Summary: Can I cause time to (appear to) pass in my script without busywaiting? Using os.execute('sleep 1')
doesn't cut it (and also wastes time).
Details
I have a library that does work after specific intervals. I currently schedule this by injecting a table into a time-sorted list. Roughly:
local delayedWork = {}
function handleLater( data, delaySeconds )
local delayedItem = { data=data, execTime=os.clock() + delaySeconds }
local i=1
for _,existing in ipairs(delayedWork) do
if existing.execTime > delayedItem.execTime then break else i=i+1 end
end
table.insert(delayedWork,i,delayedItem)
end
Later on I periodically check for work to do. Roughly:
function processDelayedWork()
local i,last = 1,#delayedWork
while i<=last do
local delayedItem = delayedWork[i]
if delayedItem.execTime <= os.clock() then
table.remove(delayedWork,i)
-- use delayedItem.data
last = last-1
else
i=i+1
end
end
end
(The fact that this uses CPU time instead of wall time is an issue for a different question. The fact that I repeatedly shift the array during processing instead of one compacting pass is an optimization not relevant here.)
When I am running unit tests of the system I need to cause time to pass, preferably faster than normal. However, calling os.execute('sleep 1')

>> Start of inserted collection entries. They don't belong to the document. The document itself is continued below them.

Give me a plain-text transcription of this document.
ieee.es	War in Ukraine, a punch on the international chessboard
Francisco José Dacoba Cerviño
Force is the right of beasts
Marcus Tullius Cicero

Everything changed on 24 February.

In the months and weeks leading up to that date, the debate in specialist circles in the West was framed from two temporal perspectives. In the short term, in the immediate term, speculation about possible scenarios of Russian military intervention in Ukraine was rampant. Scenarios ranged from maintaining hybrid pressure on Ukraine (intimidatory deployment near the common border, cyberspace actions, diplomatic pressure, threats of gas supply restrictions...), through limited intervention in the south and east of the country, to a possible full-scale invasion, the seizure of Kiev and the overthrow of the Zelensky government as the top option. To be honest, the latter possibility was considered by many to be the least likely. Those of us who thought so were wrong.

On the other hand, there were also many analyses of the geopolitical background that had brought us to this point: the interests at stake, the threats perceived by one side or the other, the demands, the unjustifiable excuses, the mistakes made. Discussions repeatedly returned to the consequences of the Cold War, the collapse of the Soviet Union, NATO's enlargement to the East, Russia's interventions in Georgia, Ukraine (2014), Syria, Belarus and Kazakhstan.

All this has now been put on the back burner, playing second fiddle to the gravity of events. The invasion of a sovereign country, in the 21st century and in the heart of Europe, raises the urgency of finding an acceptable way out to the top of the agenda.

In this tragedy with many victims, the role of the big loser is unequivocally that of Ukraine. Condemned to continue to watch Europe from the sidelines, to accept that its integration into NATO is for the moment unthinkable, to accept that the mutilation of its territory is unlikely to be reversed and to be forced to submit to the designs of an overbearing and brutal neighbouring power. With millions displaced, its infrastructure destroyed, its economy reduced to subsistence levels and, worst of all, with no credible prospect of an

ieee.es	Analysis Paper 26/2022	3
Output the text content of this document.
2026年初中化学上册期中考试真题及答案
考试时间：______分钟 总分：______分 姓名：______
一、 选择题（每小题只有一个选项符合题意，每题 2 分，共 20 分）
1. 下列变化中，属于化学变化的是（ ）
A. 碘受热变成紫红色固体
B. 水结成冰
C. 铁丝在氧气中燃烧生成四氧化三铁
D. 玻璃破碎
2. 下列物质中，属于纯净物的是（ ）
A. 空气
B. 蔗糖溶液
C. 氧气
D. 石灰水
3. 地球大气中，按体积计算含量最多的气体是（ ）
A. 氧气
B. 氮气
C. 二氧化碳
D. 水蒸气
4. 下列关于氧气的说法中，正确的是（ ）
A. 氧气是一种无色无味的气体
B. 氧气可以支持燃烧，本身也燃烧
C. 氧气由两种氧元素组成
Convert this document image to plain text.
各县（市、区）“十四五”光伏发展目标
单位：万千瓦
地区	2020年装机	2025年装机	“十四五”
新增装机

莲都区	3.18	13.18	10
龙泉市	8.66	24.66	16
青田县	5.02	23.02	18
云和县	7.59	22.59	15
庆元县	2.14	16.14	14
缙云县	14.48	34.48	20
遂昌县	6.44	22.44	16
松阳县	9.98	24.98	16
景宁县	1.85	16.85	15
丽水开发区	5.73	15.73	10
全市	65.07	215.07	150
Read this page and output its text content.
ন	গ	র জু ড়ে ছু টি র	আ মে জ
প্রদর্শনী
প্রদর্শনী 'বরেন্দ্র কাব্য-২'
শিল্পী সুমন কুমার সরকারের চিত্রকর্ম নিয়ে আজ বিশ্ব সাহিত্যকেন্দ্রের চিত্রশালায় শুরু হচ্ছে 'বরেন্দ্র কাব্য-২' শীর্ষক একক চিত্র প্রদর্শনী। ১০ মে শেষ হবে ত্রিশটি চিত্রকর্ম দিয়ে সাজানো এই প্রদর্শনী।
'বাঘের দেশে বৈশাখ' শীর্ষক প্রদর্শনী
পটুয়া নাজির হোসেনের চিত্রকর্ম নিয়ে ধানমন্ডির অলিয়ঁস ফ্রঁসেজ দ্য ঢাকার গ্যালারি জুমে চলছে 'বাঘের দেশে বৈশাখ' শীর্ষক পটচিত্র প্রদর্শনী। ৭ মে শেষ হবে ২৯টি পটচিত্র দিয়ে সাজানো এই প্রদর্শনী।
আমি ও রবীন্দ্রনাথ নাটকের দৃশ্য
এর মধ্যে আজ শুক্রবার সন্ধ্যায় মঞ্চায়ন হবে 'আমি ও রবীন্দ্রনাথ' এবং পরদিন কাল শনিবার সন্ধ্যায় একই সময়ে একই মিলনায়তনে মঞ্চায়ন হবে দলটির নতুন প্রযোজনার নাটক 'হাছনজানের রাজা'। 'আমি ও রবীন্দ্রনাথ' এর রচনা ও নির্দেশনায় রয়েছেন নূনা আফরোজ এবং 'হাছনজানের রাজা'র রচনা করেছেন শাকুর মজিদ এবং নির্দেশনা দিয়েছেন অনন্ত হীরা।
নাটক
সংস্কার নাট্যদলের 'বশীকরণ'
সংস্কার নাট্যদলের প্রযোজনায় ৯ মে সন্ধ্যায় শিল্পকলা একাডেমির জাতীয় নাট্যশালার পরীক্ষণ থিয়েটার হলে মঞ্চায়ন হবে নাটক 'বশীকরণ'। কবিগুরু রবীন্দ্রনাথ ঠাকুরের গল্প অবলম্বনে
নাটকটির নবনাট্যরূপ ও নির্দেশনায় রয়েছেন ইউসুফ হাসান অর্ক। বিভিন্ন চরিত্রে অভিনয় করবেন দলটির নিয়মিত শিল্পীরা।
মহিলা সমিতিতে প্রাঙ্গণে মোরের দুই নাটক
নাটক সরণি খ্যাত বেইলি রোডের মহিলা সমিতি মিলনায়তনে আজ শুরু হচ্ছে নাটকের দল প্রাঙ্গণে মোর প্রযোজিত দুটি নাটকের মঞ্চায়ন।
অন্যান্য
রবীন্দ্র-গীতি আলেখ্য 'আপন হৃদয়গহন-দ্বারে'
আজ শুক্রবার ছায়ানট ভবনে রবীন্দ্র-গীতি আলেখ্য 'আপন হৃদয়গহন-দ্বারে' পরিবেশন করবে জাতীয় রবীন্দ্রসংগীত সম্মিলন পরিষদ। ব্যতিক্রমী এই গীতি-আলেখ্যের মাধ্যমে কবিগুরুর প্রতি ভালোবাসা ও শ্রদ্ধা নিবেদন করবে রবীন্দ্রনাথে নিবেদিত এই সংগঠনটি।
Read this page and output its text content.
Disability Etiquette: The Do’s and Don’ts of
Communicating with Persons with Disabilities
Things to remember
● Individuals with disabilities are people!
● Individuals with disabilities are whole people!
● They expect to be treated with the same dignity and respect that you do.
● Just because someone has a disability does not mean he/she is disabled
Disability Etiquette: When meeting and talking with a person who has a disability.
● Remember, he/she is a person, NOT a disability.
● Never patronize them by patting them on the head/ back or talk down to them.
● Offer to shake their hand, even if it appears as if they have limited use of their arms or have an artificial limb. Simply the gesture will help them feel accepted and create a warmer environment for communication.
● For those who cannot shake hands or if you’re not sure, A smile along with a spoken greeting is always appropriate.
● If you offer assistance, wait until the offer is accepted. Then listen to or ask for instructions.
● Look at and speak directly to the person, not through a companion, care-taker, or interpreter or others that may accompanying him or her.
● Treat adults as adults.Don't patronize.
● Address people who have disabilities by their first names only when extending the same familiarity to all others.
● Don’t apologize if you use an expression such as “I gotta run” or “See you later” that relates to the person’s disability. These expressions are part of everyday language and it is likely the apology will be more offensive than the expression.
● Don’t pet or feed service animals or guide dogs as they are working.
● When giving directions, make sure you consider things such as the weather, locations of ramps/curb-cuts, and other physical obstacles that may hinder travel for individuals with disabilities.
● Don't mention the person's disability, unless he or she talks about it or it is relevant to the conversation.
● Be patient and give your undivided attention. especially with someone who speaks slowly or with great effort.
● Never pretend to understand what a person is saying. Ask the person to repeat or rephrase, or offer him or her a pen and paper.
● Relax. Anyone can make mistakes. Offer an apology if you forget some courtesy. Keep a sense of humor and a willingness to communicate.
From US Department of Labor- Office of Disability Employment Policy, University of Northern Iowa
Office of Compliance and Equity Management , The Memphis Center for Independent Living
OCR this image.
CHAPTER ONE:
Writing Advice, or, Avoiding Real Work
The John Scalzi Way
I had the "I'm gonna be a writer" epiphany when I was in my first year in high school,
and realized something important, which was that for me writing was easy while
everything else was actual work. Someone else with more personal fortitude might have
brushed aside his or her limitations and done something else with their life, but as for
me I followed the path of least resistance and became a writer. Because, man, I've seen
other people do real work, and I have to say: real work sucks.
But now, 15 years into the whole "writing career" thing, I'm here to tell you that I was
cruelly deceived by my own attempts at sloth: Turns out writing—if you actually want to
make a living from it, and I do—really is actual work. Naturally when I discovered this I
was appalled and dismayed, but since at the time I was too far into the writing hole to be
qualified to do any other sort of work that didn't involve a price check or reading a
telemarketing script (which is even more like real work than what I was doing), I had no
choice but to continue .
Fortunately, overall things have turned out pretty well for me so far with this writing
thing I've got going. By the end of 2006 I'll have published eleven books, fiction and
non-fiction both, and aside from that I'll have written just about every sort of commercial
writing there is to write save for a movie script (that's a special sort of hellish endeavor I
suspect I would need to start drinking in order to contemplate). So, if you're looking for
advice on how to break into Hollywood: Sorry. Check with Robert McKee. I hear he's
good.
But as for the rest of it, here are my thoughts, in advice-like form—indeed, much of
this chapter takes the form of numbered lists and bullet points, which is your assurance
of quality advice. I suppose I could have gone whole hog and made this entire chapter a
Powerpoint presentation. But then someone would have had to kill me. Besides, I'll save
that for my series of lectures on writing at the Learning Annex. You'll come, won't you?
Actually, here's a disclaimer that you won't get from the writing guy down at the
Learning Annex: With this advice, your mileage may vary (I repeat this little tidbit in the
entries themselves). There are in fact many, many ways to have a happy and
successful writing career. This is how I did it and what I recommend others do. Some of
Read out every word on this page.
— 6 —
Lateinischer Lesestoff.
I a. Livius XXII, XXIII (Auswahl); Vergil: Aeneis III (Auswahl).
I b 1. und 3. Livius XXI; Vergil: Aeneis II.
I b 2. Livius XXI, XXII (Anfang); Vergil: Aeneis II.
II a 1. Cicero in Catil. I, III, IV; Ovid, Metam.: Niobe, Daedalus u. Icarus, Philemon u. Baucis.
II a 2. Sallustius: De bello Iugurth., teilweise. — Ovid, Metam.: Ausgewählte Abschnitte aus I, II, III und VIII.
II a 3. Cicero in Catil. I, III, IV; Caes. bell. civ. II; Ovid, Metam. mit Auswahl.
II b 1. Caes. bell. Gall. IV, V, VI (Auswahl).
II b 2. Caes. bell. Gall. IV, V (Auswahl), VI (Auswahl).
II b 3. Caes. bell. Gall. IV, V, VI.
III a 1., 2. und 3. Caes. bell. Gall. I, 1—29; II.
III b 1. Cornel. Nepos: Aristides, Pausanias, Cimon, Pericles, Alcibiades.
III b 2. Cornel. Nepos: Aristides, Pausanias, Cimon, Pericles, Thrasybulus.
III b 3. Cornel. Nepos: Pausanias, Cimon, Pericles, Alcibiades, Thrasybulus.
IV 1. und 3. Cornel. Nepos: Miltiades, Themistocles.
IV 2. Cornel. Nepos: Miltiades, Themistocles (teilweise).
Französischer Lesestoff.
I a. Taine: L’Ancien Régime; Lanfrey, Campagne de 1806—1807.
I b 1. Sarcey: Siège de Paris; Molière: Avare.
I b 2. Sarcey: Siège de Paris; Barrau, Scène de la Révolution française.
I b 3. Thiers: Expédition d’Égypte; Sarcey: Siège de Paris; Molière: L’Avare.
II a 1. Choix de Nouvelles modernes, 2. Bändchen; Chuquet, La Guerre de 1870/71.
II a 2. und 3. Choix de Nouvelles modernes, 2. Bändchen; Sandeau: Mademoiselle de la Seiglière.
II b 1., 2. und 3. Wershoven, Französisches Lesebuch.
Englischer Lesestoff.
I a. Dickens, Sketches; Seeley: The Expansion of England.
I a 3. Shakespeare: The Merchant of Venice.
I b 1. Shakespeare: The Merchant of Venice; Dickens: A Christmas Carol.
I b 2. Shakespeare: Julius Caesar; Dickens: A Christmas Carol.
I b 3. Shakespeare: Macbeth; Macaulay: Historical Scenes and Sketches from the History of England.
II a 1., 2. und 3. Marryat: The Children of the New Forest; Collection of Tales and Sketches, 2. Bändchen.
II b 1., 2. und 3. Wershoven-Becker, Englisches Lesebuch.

consumes one wall clock second, but does not cause os.clock()
to increment.
$ lua -e "require 'os' print(os.clock()) os.execute('sleep 1') print(os.clock())"
0.002493
0.002799
I can't use os.time()
because this is only integer seconds (and less than that on systems compiled to use float
instead double
for numbers):
$ lua -e "require 'os' print(os.time()) os.execute('sleep 0.4') print(os.time())"
1397704209
1397704209
Can I force time to pass in my script without just busywaiting?